Rampant Inflation in Russia Is Basis for World-Beating Linkersby
Barclays to add notes to indexes, enlarging audience for funds
Finance ministry to tap 2023 issue at Wednesday's auction
While inflation may be the biggest problem for Russia’s central bank, it may also be the key to unlocking a new source of foreign capital: via index-linked bonds.
With the second-fastest rate of consumer-price growth in the developing world, Russian linkers have returned 8.5 percent since they were first offered in July, luring buyers such as the California Public Employees’ Retirement System, or Calpers. Credit Suisse Group AG has touted them as an alternative to regular bonds and they’re about to get included in Barclays Plc indexes starting in February, opening the market to mutual funds that use the gauges to measure their own performance.

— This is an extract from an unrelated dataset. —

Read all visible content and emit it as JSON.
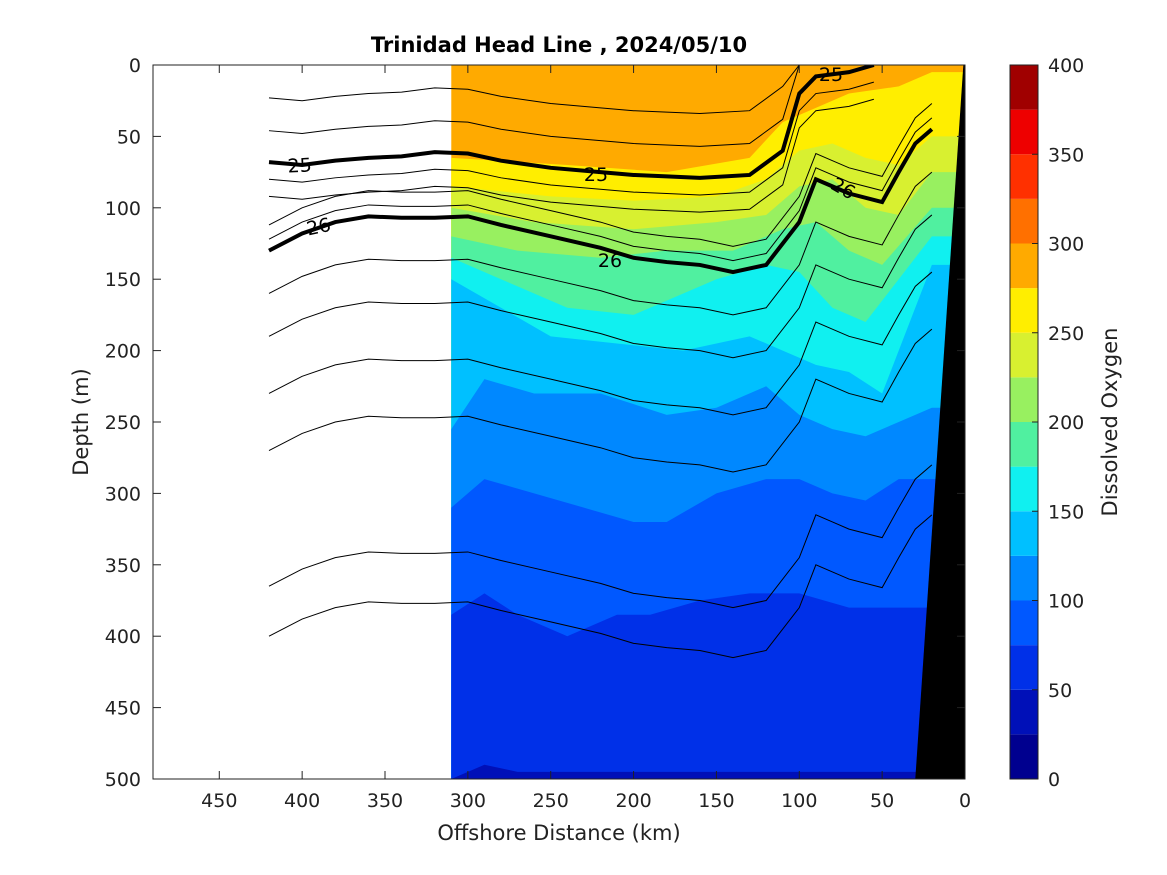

Russia sold 30 billion rubles ($465 million) more of the 2023 bonds today in an auction that drew 2.4 times more orders than bonds available, the Finance Ministry said. The notes were offered at 99.41 percent of face value, paying real average interest of 2.72 percent. Appetite will persist even as policy makers try to quell inflation that’s four times the central bank’s target, said Luis Costa, the chief fixed-income strategist for central and eastern Europe, the Middle East and Africa at Citigroup Inc. in London. Russia’s 15.6 percent inflation rate trails only Venezuela in emerging-market economies.
“Investors will demand some inflation hedge, so demand for linkers will be very good," Costa said by e-mail. The inclusion of the notes in the Barclays index “is a very positive development,” he said.
Gains on Russian inflation-linked notes have exceeded those of 20 nations in a Bank of America Merrill Lynch index since they were first sold. Although Russia is not part of the Merrill index, it will be added to the Barclays Emerging Markets Government Inflation-Linked Bond Index, Barclays said in a statement Monday.
When the bonds were included in an auction for the first time on Oct. 14, Calpers found it was outbid as orders exceeded the amount available by almost five times, Mike Rosborough, a Sacramento, California-based senior portfolio manager at the fund, said in an interview that day.
Some analysts aren’t convinced demand for the notes will be sustained as inflation starts to decelerate next year and leads to higher real yields. Most strategists expect policy makers will succeed in stabilizing the ruble and curbing inflation, with the median forecast of 21 economists showing consumer price growth will slow to 7.7 percent in a year’s time.
Alexander Sychev, an analyst at Rosbank PJSC, the Russian arm of Societe Generale SA, expects inflation to drop to 6.7 percent by the end of next year and prefers nominal debt, he said by e-mail.
Low liquidity is another drawback. Index-linked notes rarely trade, making it hard to exit positions, said Paul McNamara, a fund manager at GAM UK Ltd. in London. The inclusion of Russian linkers to Barclays’ indexes would result in “tiny inflows” because the index isn’t widely used as a benchmark, he said. Susie Guo, a spokeswoman for Barclays in London, said the bank doesn’t give estimates on the number of funds pegged to its indexes.
Inflation-linked debt compensates holders for rising consumer prices through higher principal payments. At the same time, the ruble’s 21 percent decline against the dollar in the past six months, the steepest drop among emerging-market currencies after Brazil’s real, contributes to faster inflation by increasing the local-currency price of imports.
The securities rose Wednesday, briefly reaching a record 99.49 percent of face value, with the real yield declining six basis points to 2.60 percent. They have risen from an inititial issue price of 91 percent in July.
Intensifying consumer-price growth and a bout of currency weakness forced the Russian central bank to refrain from cutting interest rates for the second consecutive month in October, denying relief to an economy battered by its first recession in six years. Policy makers paused their easing cycle in September for the first time in 2015 after six percentage points of interest-rate cuts brought their benchmark to 11 percent.
“It’s a logical approach at a time like this when you don’t have a major recovery,” Stuart Quint, chief international strategist who helps manage $17.5 billion at Brinker Capital Inc., said Tuesday. “In Russia’s case, inflation-linked bonds is something that will probably stick around.”